9. Selling your vintage Mid Century Modern furniture (part 2)

9. Selling your vintage Mid Century Modern furniture (part 2)

What price should I ask for my vintage Mid Century Modern furniture? This is the most important aspect of the successful sale that most sellers struggle with.

There are many components to the price that should be thought over in order to successfully sell your vintage MCM furniture. I will explain in detail the most important ones.

AUTHENTICATION. You will be successful in sale if you know what do you have. It is much more difficult to sell if you do not know what you sell. Only a small part of the vintage MCM furniture sellers are the original buyers; the largest part are the family members who inherited furniture or are helping their elderly parents to downsize and move. Another large part are the second buyers who purchased furniture directly from the owners, auctions, estate sales or antique & vintage stores. In most cases, furniture origin information is not available.

Where you start? By looking closely on the back side or bottom of your piece to see if there is any manufacturer's signage. If that's the case, you are in luck, just google to find all available info.

However, in most cases furniture is not stamped or labels are lost. How to authenticate in such cases? You will start by looking online to find the same items, that a reputable dealer/ auction house already authenticated.
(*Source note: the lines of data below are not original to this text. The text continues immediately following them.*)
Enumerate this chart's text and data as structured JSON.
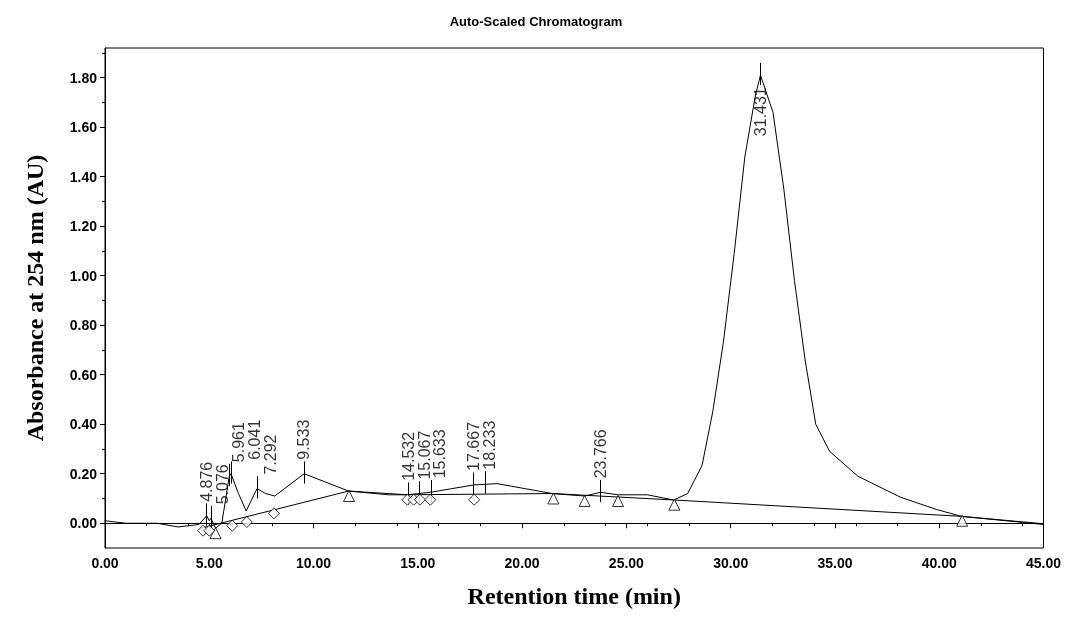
{
  "chart_data": {
    "type": "line",
    "title": "Auto-Scaled Chromatogram",
    "xlabel": "Retention time (min)",
    "ylabel": "Absorbance at 254 nm (AU)",
    "series": [
      {
        "color": "#000000",
        "x": [
          0,
          1,
          2.5,
          3.5,
          4.5,
          4.876,
          5.0,
          5.076,
          5.3,
          5.6,
          5.961,
          6.041,
          6.4,
          6.77,
          7.292,
          7.7,
          8.14,
          9.55,
          11.68,
          13.59,
          14.5,
          15.6,
          17.7,
          18.8,
          21.45,
          23.0,
          23.766,
          24.6,
          26.0,
          27.27,
          27.94,
          28.63,
          29.14,
          29.65,
          30.17,
          30.68,
          31.19,
          31.43,
          32.03,
          32.55,
          33.06,
          33.57,
          34.08,
          34.75,
          36.1,
          38.15,
          39.86,
          41.05,
          45
        ],
        "values": [
          0.01,
          0.0,
          0.0,
          -0.015,
          -0.005,
          0.03,
          0.01,
          0.02,
          -0.02,
          0.0,
          0.19,
          0.2,
          0.12,
          0.05,
          0.14,
          0.12,
          0.11,
          0.2,
          0.13,
          0.115,
          0.115,
          0.125,
          0.155,
          0.16,
          0.12,
          0.11,
          0.125,
          0.115,
          0.115,
          0.094,
          0.12,
          0.234,
          0.45,
          0.73,
          1.09,
          1.48,
          1.73,
          1.81,
          1.66,
          1.35,
          0.98,
          0.66,
          0.4,
          0.29,
          0.19,
          0.105,
          0.056,
          0.028,
          -0.002
        ]
      },
      {
        "color": "#000000",
        "x": [
          4.6,
          11.68,
          14.5,
          21.45,
          27.27,
          41.05,
          45
        ],
        "values": [
          -0.02,
          0.13,
          0.115,
          0.12,
          0.094,
          0.028,
          -0.005
        ]
      },
      {
        "type": "scatter",
        "marker": "triangle",
        "color": "#000000",
        "x": [
          5.3,
          11.7,
          21.5,
          23.0,
          24.6,
          27.3,
          41.1
        ],
        "values": [
          -0.04,
          0.11,
          0.1,
          0.09,
          0.09,
          0.075,
          0.01
        ]
      },
      {
        "type": "scatter",
        "marker": "diamond",
        "color": "#000000",
        "x": [
          4.7,
          5.0,
          6.1,
          6.8,
          8.1,
          14.5,
          14.8,
          15.1,
          15.6,
          17.7
        ],
        "values": [
          -0.03,
          -0.03,
          -0.01,
          0.005,
          0.04,
          0.095,
          0.095,
          0.095,
          0.095,
          0.095
        ]
      }
    ],
    "annotations": [
      {
        "text": "4.876",
        "x": 4.876,
        "y": 0.03
      },
      {
        "text": "5.076",
        "x": 5.076,
        "y": 0.02
      },
      {
        "text": "5.961",
        "x": 5.961,
        "y": 0.19
      },
      {
        "text": "6.041",
        "x": 6.041,
        "y": 0.2
      },
      {
        "text": "7.292",
        "x": 7.292,
        "y": 0.14
      },
      {
        "text": "9.533",
        "x": 9.533,
        "y": 0.2
      },
      {
        "text": "14.532",
        "x": 14.532,
        "y": 0.115
      },
      {
        "text": "15.067",
        "x": 15.067,
        "y": 0.12
      },
      {
        "text": "15.633",
        "x": 15.633,
        "y": 0.125
      },
      {
        "text": "17.667",
        "x": 17.667,
        "y": 0.155
      },
      {
        "text": "18.233",
        "x": 18.233,
        "y": 0.16
      },
      {
        "text": "23.766",
        "x": 23.766,
        "y": 0.125
      },
      {
        "text": "31.431",
        "x": 31.431,
        "y": 1.81
      }
    ],
    "xlim": [
      0,
      45
    ],
    "xticks": [
      {
        "value": 0,
        "label": "0.00"
      },
      {
        "value": 5,
        "label": "5.00"
      },
      {
        "value": 10,
        "label": "10.00"
      },
      {
        "value": 15,
        "label": "15.00"
      },
      {
        "value": 20,
        "label": "20.00"
      },
      {
        "value": 25,
        "label": "25.00"
      },
      {
        "value": 30,
        "label": "30.00"
      },
      {
        "value": 35,
        "label": "35.00"
      },
      {
        "value": 40,
        "label": "40.00"
      },
      {
        "value": 45,
        "label": "45.00"
      }
    ],
    "ylim": [
      -0.1,
      1.92
    ],
    "yticks": [
      {
        "value": 0,
        "label": "0.00"
      },
      {
        "value": 0.2,
        "label": "0.20"
      },
      {
        "value": 0.4,
        "label": "0.40"
      },
      {
        "value": 0.6,
        "label": "0.60"
      },
      {
        "value": 0.8,
        "label": "0.80"
      },
      {
        "value": 1,
        "label": "1.00"
      },
      {
        "value": 1.2,
        "label": "1.20"
      },
      {
        "value": 1.4,
        "label": "1.40"
      },
      {
        "value": 1.6,
        "label": "1.60"
      },
      {
        "value": 1.8,
        "label": "1.80"
      }
    ],
    "marker": "none",
    "line_style": "solid"
  }
}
Vintage sales catalogues from the manufacturers and stores are the great resource, but these are not easy to come by.

When searching online, you need to know what keywords to use. Usually it is not difficult to see what the item is meant for (a table, chair, sofa, dresser, bed, buffet and so on). Do you know what material it is made from (wood: teak, walnut, rosewood, oak, birch, beech, maple, etc or perhaps some kind of plastic or fibreglass, fabric, leather, laminate, chrome, glass, etc.)?  Once you start "googling", you should find at least similar items, and see what keywords you can "borrow". This might lead you to information about the country the piece was made in, perhaps the years, and if you are lucky - manufacturer and even the designer. Sometimes one can google for days and not find the item. The reason might be that that this information is not available online or you are not using correct keywords. It is very important to understand is that the large part of vintage items can not be authenticated (perhaps they came from small manufacturers, that were never "famous"). There are online forums and groups that you can join and talk to the members who are more knowledgeable. Sometimes you will find the country of origin, and even manufacturer, but not a designer - check our online store to see how many pieces are not authenticated.

There are companies, who provide authentication services. If you have high end pieces, it might be worth to check with them but even they will not be able to answer all the questions.

A lot of people use 1st dibs for authentication purposes and price guidance, although information there is most certainly not 100% correct.

Most important, the 1st dibs prices are inflated, and as a rule, you need to divide their price by 4 to get something close to the market price for "normal" people.  The buyers are not stupid, and will not buy at 1st dibs prices.

When looking for comparable items and prices, it is important to check the local market - stores and private sales. Again, buyers will not pay retail prices on Marketplace or Kijiji. They understand that private sellers do not have lots of expenses, and in many cases, inherited items for free.

Another component is furniture condition. If you are selling for cheap, the buyers do not expect great condition, but for the big bucks their expectations will be high. When checking your furniture, look with the eyes of the buyers - they will be looking for the defects, so should you. The goal is to understand what would be the cost if any repairs are required. Sometimes furniture, like sofa, can be in great shape, but upholstered in outdated fabric, so the buyers will want new upholstery which will  be costly. The buyers will also not care about your sentimental value and will not pay premium for that.

Sometimes you have a high quality furniture that you paid a lot of money in the 1960s, but it the style is not trendy or popular these days, you will not be able to sell it for what it might be worth. Large teak or rosewood wall units are the best example of such a case.